Рене уже не хотелось с ним спорить, она чувствовала себя в безопасности и уже не такой одинокой, ведь есть кто-то, кому она не безразлична. Кто-то, кому есть до нее дело, кто не хочет, чтобы у нее началось воспаление или были шрамы на лице. Она легла на покрывало, закрыла глаза и подставила лицо. Брат осторожно обрабатывал ссадины, даже тихонько дул, чтобы не щипало, и все время бормотал какие-то ласковые, успокаивающие слова, так, что она совсем размякла и опять начала плакать. Он уже безо всякой нежности прикрикнул:

— А ну, прекрати реветь! Я же тебя лечу!

Она тут же фыркнула:

— Я не реву, а плачу! И вообще, иди ты… завтракать.

— Заткнись, — ласково порекомендовал любящий брат и продолжал возиться с ее лицом.

В пятницу Артур куда-то ушел, но постоянно звонил домой и спрашивал, все ли хорошо. Рене успокаивала его. Она поняла, что он тоже боится, как бы не вернулся насильник. Но с чего бы ему возвращаться? Она свернулась на диване под пушистым пледом, налила себе стакан фанты и включила видик. Около одиннадцати опять позвонил Артур и спросил, как она отнесется к тому, что он приедет только утром? Она ответила, что совершенно нормально отнесется, что она не дитя несмышленое и не вляпается ни в какие неприятности. У нее так и чесался язык спросить, где он вознамерился ночевать, но она не отважилась. Она знала, что в клубе у него есть постоянная девушка, а вне клуба — еще пара десятков приблудных. Он изредка приводил их ночевать. Они были разные, никогда не повторялись. А постоянная не приходила, и Рене поняла, что он ездит к ней сам. Может, он сегодня у нее, а может, у кого-то из временных.

К воскресенью ее лицо настолько зажило, что она отважилась выйти из дома вместе с Артуром. Он потащил ее в спортивный магазин покупать новые лыжные ботинки и лыжи. Как она ни возражала, что не нужны ей новые, у нее старые неплохие, и нафига ей профессиональные — он ничего не слушал. Потом они вернулись домой собираться в дорогу.

Из дома выехали около восьми вечера — на улице уже стемнело. Артур полагал, что на месте они будут около полуночи. Устраиваясь на пассажирском сиденье, Рене вдруг поймала себя на мысли, что еще ни разу не сидела в этой машине — а ведь Артур купил этот кадиллак два года назад. Просторно, много места, много лошадей под капотом. Артур также мог бы добавить, что расход бензина огромный, а налог и страховка почти неподъемны, но ему всю жизнь нравились большие, американские машины. Рики Брауну гонки на спорткаре стоили жизни — зато Артур, его сын, в кэдди де вилль чувствовал себя на дороге как в танке.

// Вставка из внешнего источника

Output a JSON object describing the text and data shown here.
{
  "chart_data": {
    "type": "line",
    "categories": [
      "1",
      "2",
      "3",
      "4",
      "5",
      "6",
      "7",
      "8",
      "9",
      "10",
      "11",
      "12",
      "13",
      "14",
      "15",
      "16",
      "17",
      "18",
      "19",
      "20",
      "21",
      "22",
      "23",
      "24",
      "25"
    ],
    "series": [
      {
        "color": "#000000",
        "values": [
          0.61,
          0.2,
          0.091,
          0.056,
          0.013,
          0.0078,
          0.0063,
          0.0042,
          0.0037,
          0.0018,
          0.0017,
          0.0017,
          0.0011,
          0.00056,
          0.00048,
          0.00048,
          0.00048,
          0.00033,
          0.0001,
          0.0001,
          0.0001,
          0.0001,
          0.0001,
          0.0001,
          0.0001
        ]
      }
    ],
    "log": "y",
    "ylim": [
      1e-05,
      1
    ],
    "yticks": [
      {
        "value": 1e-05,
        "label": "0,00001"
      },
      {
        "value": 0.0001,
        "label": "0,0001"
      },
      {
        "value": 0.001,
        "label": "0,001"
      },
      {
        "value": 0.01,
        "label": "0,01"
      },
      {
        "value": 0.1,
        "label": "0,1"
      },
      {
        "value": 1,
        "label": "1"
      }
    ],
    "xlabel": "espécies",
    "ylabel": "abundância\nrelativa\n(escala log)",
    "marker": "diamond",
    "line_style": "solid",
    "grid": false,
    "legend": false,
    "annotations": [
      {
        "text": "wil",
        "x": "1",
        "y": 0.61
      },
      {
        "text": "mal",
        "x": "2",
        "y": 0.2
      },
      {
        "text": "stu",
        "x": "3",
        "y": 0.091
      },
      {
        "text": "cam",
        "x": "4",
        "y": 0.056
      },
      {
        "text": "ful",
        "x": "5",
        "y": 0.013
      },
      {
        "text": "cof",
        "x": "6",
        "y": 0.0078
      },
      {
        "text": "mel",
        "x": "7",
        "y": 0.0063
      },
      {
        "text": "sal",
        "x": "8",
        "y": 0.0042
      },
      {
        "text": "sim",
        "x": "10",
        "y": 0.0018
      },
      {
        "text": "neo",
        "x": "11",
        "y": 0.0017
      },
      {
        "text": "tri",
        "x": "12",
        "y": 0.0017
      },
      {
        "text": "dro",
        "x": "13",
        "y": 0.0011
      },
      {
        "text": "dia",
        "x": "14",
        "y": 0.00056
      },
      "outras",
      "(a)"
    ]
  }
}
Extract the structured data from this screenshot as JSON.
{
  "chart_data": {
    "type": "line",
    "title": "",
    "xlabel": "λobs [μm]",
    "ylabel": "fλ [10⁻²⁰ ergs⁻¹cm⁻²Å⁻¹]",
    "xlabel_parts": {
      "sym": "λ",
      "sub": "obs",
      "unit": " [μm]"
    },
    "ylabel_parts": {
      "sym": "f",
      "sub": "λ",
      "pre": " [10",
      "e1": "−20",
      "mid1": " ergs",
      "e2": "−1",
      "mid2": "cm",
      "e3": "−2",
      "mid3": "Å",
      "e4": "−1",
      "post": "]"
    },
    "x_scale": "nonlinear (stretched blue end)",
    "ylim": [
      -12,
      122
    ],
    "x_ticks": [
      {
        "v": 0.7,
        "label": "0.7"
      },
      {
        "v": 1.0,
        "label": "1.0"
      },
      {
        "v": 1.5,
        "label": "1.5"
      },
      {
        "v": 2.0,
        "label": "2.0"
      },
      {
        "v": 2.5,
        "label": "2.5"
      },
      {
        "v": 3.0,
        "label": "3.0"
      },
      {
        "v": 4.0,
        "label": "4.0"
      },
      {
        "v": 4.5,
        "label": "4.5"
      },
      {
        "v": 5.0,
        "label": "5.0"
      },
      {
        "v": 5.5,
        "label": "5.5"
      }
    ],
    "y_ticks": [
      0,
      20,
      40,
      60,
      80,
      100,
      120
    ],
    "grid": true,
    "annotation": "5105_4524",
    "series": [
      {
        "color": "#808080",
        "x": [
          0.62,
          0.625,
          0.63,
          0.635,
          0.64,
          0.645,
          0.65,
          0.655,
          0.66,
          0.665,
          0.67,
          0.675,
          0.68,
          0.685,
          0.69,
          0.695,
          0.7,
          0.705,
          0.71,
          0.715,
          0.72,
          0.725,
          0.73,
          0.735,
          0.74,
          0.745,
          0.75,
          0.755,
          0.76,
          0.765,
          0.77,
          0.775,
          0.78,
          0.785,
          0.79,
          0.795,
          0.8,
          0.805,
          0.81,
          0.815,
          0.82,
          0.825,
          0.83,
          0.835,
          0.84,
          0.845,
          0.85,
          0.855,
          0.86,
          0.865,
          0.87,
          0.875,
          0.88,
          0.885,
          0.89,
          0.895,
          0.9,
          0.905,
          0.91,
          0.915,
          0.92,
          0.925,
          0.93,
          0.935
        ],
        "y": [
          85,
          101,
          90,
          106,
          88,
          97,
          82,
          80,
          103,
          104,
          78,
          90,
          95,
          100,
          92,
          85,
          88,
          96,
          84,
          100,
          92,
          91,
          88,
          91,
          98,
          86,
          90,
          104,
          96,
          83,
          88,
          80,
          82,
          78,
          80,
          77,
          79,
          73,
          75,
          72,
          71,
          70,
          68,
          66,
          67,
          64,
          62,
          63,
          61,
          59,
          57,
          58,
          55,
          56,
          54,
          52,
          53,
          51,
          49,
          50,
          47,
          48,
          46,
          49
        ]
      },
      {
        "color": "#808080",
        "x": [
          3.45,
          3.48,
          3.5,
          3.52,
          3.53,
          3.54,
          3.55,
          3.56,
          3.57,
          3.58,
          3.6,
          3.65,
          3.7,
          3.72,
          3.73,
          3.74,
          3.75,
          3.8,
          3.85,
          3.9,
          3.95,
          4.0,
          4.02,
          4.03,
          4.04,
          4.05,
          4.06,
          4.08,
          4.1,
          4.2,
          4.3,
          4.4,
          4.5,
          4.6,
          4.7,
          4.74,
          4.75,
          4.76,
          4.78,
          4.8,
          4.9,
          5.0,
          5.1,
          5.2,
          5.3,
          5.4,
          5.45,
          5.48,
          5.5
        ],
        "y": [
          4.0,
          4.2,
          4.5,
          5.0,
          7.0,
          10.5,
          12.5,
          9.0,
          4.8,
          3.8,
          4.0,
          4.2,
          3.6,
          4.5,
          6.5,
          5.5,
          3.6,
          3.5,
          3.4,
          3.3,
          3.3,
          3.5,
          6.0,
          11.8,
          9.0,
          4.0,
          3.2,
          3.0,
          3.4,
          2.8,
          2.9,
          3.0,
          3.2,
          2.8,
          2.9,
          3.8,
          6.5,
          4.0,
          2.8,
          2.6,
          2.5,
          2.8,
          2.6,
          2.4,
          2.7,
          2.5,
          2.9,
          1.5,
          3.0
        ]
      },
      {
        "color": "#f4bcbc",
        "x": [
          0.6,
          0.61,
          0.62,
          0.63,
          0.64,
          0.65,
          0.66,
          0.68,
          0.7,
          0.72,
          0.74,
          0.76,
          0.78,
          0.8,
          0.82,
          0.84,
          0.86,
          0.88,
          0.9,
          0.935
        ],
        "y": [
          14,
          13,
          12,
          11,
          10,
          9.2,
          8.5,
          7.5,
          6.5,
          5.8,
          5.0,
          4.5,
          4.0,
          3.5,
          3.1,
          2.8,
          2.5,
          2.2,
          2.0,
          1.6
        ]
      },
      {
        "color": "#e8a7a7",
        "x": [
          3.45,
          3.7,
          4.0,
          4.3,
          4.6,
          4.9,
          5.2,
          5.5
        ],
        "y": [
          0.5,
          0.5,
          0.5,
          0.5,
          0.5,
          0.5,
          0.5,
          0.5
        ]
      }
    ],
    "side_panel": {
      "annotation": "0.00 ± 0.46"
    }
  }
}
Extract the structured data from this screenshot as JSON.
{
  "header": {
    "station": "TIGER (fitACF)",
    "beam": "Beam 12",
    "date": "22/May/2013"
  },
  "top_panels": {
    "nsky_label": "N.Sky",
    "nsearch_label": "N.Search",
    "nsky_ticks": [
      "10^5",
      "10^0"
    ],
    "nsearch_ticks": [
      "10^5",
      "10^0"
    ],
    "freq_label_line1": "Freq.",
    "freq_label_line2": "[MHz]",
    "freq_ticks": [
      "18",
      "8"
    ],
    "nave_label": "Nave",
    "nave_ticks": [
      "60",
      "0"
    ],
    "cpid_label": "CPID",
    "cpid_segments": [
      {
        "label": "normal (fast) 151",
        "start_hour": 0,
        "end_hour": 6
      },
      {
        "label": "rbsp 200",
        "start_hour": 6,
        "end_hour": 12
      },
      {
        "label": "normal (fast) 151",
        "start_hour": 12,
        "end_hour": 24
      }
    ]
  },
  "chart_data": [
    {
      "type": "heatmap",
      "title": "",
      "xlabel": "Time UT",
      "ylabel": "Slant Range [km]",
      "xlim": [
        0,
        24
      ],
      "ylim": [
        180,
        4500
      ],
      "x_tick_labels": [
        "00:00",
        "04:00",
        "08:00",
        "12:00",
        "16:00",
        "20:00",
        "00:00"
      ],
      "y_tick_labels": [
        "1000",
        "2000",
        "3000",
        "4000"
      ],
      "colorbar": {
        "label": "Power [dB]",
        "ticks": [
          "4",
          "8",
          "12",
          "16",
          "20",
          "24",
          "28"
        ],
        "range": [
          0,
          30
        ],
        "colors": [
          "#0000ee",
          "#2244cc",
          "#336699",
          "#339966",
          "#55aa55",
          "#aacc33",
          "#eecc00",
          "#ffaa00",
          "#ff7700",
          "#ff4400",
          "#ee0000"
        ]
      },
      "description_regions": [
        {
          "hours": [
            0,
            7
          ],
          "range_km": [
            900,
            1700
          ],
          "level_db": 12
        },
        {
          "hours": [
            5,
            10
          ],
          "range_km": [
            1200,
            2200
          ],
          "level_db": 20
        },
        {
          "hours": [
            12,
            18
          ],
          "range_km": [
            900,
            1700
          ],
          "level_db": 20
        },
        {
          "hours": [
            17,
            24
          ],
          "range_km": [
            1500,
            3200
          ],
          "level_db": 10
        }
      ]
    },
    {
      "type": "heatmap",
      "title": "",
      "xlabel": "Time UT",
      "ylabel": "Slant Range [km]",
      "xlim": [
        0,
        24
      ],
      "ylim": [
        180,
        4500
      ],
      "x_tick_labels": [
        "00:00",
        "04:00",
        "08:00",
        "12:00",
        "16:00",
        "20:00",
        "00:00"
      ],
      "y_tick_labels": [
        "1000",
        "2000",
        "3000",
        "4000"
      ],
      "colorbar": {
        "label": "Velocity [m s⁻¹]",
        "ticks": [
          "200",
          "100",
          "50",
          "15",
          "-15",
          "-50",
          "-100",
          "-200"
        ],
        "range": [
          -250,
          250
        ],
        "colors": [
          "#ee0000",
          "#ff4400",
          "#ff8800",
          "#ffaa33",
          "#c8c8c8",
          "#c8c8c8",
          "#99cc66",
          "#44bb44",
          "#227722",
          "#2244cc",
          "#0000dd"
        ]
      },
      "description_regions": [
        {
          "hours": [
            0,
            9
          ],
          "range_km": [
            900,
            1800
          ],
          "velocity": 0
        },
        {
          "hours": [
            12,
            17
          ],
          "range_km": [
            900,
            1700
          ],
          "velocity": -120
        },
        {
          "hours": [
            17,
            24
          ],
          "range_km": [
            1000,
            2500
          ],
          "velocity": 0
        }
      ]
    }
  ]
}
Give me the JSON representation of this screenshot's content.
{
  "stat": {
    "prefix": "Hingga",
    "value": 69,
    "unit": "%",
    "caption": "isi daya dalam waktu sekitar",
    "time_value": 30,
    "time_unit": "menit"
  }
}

Он уселся за руль, включил магнитолу — божественный голос Фредди Меркьюри пел о страданиях любви и ревности. Рене чуть улыбнулась. Может, оно и к лучшему, что ей неведома ни любовь, ни ревность. Немного боли и унижения, но это уже позади, и стоило так переживать по этому поводу. Может быть, теперь она стала взрослее и мудрее. Может быть, больше не стоит жалеть о том, что она одинока. Зато она спокойна и почти безмятежна, ее не мучает ревность или безответная любовь. Может быть, она научится быть самодостаточной.

Артур аккуратно вывел огромный автомобиль из тесного закутка между двумя менее монументальными легковушками. Рене выглянула в окно, на свой дом — солидный, темно-серый, построенный в конце прошлого века, он всегда казался ей спокойным и безопасным прибежищем, только вот сейчас ощущение безопасности исчезло. Этот тип, Бруно-как-его-там-Падишах, угрожал ей, что может вернуться. Она подумала, что брат мог бы не додуматься взять ее с собой, представила, что он уезжает, а она осталась дома одна, и поежилась от страха. Артур вырулил на Фрибурплатц, и она вздохнула с облегчением.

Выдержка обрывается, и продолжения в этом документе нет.